18. An isolated antibody which is immunoreactive to the polypeptide of claim 9 or 11.

19. A method for analyzing a biomolecule in a biological sample, wherein said method comprising:

a) altering SAC1 activity in a biological sample; and

b) measuring the activity.

20. A method for analyzing a polynucleotide in a biological sample comprising the steps of:

a) contacting a polynucleotide in a biological sample with a probe wherein said probe hybridizes to the polynucleotides of claim 8 or 10 to form a hybridization complex; and

b) detecting the hybridization complex.

21. A method for analyzing the expression of SAC1 comprising the steps of

a) contacting a biological sample with a probe wherein said probe comprises the polynucleotide of claim 8 or 10; and

b) detecting the expression of SAC1 mRNA transcript in said sample.

22. The method of claim 19 wherein said step of measuring is an enzymatic assay.

23. The method of claim 20 or 21 wherein said probe is immobilized on a solid support.

24. The method according to any one of the claims 19-23 wherein said sample is derived from blood.

25. The method according to any one of the claims 19-23 wherein said sample is derived from tongue.

26. The method according to any one of the claims 19-23 wherein said sample is derived from pancreas.

27. The method according to any one of the claims 19-23 wherein said sample is derived from a human.
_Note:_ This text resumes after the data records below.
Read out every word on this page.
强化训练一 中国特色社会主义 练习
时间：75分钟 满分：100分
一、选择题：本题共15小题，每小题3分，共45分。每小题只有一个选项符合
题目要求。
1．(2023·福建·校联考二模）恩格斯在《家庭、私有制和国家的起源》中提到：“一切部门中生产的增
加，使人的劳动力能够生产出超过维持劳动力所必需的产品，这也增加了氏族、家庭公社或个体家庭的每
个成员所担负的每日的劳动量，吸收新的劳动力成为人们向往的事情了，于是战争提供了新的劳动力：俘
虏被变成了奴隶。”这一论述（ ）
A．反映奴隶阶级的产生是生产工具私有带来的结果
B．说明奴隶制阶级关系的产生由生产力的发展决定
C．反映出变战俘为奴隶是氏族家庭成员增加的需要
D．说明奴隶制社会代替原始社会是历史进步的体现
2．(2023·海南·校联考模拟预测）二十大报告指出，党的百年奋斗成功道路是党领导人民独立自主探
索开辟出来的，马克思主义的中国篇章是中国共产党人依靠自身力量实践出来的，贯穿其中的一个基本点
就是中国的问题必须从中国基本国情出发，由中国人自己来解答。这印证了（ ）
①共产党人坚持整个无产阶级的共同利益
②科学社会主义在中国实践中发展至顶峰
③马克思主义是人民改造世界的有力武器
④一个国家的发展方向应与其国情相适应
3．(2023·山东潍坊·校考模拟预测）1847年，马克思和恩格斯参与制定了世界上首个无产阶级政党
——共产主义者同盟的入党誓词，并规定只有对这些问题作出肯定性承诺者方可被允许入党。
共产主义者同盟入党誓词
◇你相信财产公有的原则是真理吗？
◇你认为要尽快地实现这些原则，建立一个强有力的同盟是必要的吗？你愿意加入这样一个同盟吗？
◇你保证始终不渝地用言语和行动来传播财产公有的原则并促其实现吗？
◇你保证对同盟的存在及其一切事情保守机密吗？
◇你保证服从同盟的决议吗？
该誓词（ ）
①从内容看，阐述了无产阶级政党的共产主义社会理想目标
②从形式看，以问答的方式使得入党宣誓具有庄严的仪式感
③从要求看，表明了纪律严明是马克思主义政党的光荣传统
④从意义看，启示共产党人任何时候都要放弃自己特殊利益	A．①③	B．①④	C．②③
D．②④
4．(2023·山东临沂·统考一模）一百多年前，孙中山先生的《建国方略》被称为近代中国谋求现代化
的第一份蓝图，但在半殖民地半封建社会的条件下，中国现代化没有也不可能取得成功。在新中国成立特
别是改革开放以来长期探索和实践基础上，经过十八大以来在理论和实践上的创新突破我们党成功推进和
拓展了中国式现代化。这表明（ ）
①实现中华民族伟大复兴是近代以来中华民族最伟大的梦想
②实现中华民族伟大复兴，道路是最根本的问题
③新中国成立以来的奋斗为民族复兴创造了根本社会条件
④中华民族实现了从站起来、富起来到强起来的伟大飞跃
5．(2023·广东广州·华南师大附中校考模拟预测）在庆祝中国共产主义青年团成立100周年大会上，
28. A method for identifying susceptibility to obesity or diabetes which comprises comparing the nucleotide sequence of the suspected SAC1 allele with a wild type nucleotide sequence, wherein said difference between the suspected allele and the wild-type sequence identifies a sequence variation of the SAC1 nucleotide sequence.

29. An expression vector comprising the polynucleotide of claim 3, 8, or 10.

30. A host cell comprising the expression vector of claim 29.

31. A method of producing a polypeptide comprising culturing the cells of claim 30 and recovering the polypeptide from the host cell.

32. An isolated polypeptide produced according to claim 31.

33. A method for conducting a screening assay to identify a molecule which enhances or decreases the SAC1 activity comprising the steps of

a) contacting a biological sample with a molecule wherein said biological sample contains SAC1 activity; and

b) analyzing the SAC1 activity in said sample.

34. A pharmaceutical composition comprising

a) the polynucleotide of claim 8 or 10, the polypeptide of claim 9 or 11, the antibody of claim 18 or the molecule of claim 18; and

b) a suitable pharmaceutical carrier.

35. A method for treating or preventing obesity, diabetes, or alcoholism associated with expression of SAC1, wherein said method comprises administering to a subject an effective amount of the pharmaceutical composition of claim 34.

36. A transgenic animal that carries an altered SAC1 allele.

37. The transgenic animal of claim 36 is a knock out mouse.

38. The polypeptide of claim 6 or 7, wherein said polypeptide is 7-transmembrane G protein coupled receptor (7TM GPCR).